Well, I took notice of DIF&W Fisheries Biologist Jason Seiders upbeat newsletter article on crappie, in which he noted, “Black crappie are a popular sportfish and panfish in their native range, which extends from Florida to the Great Lakes and many spots in between. In recent years, black crappie have continued to be illegally introduced into Maine waters and are now widely distributed throughout central Maine.
Seiders went on to help anglers with information on where and how to fish for crappies. “Region B now has 45 lakes and ponds with populations of black crappie,” wrote Seiders, “and likely several more that are yet to be discovered. While the black crappie is an exotic invader, it has been embraced by many central Maine anglers as a sportfish that makes excellent table fare.
Waters such as Cobbosseecontee Lake, Hermon Pond, and Unity Pond are now popular destinations of anglers seeking black crappie. These fish are usually targeted with live bait and small jigs and can be caught in large numbers in certain areas. Anglers fish for black crappie during both the open water season and through the ice.”
To his credit, Seiders did note, “While some anglers enjoy this new fishing opportunity, the Department and many anglers remain concerned about the spread of this exotic species.”
Apparently not concerned enough to stop promoting the fishery.
Invasive nonnative fish and plants have changed my life. Some have changed things for the better, others not so much. DIF&W seems to feel the same way. They celebrate some illegally introduced species while urging anglers to kill others.
I once enjoyed spectacular landlocked salmon fishing on Long Pond in Belgrade. Then some idiot dumped northern pike into the lake. These voracious predators have changed the lake forever. My salmon are gone.
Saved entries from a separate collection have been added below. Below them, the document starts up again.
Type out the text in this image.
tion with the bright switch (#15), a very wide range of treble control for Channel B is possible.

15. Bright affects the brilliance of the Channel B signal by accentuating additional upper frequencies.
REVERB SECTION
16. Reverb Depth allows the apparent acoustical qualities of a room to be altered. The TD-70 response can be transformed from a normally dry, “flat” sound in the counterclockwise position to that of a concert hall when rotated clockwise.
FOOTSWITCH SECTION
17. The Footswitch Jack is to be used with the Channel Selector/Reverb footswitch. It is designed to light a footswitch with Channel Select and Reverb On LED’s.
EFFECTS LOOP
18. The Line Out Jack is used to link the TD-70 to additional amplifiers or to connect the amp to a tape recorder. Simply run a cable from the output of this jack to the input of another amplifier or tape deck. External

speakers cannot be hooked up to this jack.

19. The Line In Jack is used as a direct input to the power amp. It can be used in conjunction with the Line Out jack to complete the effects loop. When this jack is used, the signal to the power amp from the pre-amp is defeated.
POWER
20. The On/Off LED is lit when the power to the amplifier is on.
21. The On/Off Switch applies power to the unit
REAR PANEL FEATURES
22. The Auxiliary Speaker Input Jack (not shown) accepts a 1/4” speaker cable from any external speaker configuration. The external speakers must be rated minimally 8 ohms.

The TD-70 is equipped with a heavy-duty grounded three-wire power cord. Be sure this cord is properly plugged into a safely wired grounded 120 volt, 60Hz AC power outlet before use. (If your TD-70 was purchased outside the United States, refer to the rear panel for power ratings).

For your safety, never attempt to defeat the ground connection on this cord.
On the other hand, or water, I love fishing for nonnative smallmouth bass, a feisty jumper that has been spread statewide by anglers (illegally) and the Department of Inland Fisheries and Wildlife (legally).
I’m not sure Chandler recognized the irony in his press statement urging the killing of largemouth bass, because they “could jeopardize one of the nation’s premier smallmouth bass fishing destinations.”
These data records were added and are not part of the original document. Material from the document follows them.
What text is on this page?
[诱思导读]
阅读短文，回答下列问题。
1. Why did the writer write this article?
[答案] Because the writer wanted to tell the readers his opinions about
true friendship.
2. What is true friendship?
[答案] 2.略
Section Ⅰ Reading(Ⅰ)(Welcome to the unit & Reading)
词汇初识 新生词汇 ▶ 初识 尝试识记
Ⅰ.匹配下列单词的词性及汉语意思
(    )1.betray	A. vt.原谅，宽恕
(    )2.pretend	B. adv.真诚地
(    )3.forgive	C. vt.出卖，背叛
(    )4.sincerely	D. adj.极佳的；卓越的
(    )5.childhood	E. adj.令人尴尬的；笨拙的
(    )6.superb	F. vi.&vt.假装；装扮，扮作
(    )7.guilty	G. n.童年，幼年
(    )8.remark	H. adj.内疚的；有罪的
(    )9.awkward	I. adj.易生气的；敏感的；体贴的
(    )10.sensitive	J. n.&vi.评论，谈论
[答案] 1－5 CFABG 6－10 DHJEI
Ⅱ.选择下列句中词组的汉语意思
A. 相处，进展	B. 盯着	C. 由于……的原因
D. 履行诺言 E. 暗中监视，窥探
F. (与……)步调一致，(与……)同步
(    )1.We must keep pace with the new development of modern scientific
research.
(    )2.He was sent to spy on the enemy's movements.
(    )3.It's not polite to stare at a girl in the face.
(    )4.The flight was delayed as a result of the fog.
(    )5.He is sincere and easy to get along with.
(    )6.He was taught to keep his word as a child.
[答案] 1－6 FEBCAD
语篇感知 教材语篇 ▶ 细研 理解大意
Chandler was on Grand Falls Flowage lasts month, electrofishing the water with his fisheries staff to find out how bad a problem largemouths may be. I’m not sure he had a shore lunch of largemouths if he found them there.
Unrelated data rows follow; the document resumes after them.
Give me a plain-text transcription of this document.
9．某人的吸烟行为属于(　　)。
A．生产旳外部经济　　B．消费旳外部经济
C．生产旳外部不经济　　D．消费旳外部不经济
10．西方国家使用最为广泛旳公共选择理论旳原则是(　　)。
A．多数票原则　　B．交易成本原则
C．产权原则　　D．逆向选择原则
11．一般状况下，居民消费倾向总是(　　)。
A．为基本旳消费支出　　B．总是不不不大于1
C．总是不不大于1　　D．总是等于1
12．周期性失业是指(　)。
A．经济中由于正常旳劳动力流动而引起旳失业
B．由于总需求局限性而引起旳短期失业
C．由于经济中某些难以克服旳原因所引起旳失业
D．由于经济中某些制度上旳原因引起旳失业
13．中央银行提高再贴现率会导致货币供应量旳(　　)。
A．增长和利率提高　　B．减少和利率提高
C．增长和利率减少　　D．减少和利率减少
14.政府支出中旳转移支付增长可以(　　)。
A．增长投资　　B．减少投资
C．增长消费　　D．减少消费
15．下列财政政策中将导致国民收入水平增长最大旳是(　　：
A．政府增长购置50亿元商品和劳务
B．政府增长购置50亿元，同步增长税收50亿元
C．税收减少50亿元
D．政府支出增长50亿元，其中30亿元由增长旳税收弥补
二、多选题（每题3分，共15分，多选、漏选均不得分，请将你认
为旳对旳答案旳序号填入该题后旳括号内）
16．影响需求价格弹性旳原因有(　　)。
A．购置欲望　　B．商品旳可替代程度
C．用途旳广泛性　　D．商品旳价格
Certainly, he couldn’t possibly have put them back into the water, as a fisheries biologist did a couple of years ago on Belgrade’s Long Pond. He caught five species in his nets that day – all illegally introduced to the water – and killed only one, the walleye. The rest he dumped back into the lake, including northern pike and crappie. And then he issued a statement predicting great crappie fishing there!
Clearly, he was making a judgment call that day. I would prefer walleyes to crappie. Maybe he should have killed the crappie and released the walleyes. They are really fun to catch and very tasty.
Very few seem concerned that smallmouth bass, a nonnative species, has turned into our state’s number one fishery. Twice as many bass are caught each year in Maine than native brook trout, an astonishing fact. On the other hand, I enjoy photographing and eating the most invasive plant in Maine, dandelions.
We are conflicted about nonnative invasive species, both plants and fish. Some we love. Some we love to hate. Those we love are often not even recognized as nonnative to our state. Those we hate are always referred to as invasive and usually as illegally introduced.